The nuns were from the country's Congregation of the Sisters of St. Anne, according to a statement from P. Morachel Bonhomme, president of the Catholic Church-affiliated group Haitian Conference of the Religious.

He said "other occupants" of the bus were also taken and lamented "too many kidnappings" in Haiti are filling its people's souls with "sadness and fear."

"May the spirit of strength be given to the Sisters of St. Anne to find a way out of this terrible situation," Bonhomme said. "May the solidarity of the consecrated people of Haiti and the world help them overcome this difficult ordeal."

Though perpetrators have not been described or identified, the nation's kidnapping epidemic is attributed to gangs that have become emboldened amid the chaos that followed the 2021 assassination of President Jovenel Moïse.

The country was also hobbled by a magnitude 7.0 earthquake in 2010 and Hurricane Matthew, a Category 4 storm that struck in 2016.

Gangs have taken over about taken over about 80% of the geography of Port-au-Prince, according to the nonprofit Assessment Capacities Project, which provides data to humanitarian groups.

Violence has pushed more than 165,000 Haitians to abandon their homeland, a United Nations report published in June said.

"Gang attacks, extrajudicial killings, kidnappings and gender-based violence have become part of the daily lives of Haitians, forcing locals to flee their homes," it said.

In August, American nurse Alix Dorsainvil and her child were kidnapped and held captive for nearly two weeks before they were released. The day they were kidnapped, the State Department ordered nonemergency U.S. government employees and families to leave Haiti.

The State Department said the country had become too perilous "due to kidnapping, crime, civil unrest, and poor health care infrastructure." It designates Haiti as a "do not travel" country in an advisory to U.S. tourists.

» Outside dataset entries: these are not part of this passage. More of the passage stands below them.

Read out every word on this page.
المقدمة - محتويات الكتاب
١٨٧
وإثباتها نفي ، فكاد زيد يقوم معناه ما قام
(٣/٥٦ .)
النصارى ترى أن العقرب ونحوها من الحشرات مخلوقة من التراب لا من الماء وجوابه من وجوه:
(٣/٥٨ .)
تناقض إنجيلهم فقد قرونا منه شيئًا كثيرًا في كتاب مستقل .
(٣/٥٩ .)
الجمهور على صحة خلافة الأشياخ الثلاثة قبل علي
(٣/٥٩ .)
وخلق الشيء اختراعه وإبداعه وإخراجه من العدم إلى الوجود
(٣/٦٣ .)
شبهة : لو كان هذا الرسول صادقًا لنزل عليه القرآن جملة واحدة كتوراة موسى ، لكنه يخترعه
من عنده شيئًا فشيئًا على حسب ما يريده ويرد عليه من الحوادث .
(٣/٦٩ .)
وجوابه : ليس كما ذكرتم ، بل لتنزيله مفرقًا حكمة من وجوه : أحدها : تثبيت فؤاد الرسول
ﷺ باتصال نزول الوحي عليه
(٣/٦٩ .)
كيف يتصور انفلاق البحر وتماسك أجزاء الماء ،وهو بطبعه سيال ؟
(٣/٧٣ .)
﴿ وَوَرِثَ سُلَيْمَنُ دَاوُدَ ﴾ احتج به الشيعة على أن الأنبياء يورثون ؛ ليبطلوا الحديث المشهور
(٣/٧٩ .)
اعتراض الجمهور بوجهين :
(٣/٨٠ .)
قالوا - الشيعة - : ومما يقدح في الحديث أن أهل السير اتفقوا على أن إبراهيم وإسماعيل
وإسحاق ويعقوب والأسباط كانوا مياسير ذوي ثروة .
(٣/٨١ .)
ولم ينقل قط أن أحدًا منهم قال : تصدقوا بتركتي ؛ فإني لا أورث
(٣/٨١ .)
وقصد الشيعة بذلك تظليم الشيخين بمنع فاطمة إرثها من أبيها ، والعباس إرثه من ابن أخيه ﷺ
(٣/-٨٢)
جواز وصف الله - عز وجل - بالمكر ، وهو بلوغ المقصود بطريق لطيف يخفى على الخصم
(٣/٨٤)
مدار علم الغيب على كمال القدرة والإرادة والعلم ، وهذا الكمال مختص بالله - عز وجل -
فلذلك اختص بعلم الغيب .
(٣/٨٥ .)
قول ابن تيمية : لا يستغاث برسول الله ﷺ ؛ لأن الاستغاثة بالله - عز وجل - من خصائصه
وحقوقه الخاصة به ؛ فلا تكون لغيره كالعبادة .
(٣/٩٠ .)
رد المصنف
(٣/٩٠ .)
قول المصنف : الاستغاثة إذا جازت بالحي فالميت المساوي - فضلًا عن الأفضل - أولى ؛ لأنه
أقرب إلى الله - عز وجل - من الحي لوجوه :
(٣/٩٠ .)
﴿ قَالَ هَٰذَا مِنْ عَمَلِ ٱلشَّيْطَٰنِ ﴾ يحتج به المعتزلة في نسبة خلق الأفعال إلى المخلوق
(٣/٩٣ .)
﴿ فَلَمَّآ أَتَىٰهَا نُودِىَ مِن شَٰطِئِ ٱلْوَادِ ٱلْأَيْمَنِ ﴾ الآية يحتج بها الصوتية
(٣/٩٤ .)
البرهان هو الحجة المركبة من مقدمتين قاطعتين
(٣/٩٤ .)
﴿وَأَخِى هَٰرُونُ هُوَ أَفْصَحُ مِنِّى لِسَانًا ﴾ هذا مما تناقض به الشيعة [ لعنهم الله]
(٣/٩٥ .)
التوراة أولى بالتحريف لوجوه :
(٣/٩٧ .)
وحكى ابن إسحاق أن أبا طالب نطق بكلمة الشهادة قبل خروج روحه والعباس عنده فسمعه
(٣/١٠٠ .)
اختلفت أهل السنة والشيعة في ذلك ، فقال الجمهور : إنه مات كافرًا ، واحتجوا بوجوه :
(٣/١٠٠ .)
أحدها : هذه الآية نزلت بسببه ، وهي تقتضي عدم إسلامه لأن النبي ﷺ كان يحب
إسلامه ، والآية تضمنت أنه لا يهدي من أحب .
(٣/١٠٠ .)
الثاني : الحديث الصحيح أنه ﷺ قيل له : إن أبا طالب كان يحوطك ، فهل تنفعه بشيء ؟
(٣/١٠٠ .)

In 2021, five priests and two nuns were kidnapped from a suburb of Port-au-Prince. Roman Catholic officials announced their release nearly three weeks later, but not before the Catholic Church temporarily closed down institutions to protest the abductions.

The U.N. said at least 1,694 people were killed, injured or kidnapped in one community alone, Bas-Artibonite, about 60 miles outside the capital, between 2022 and late 2023.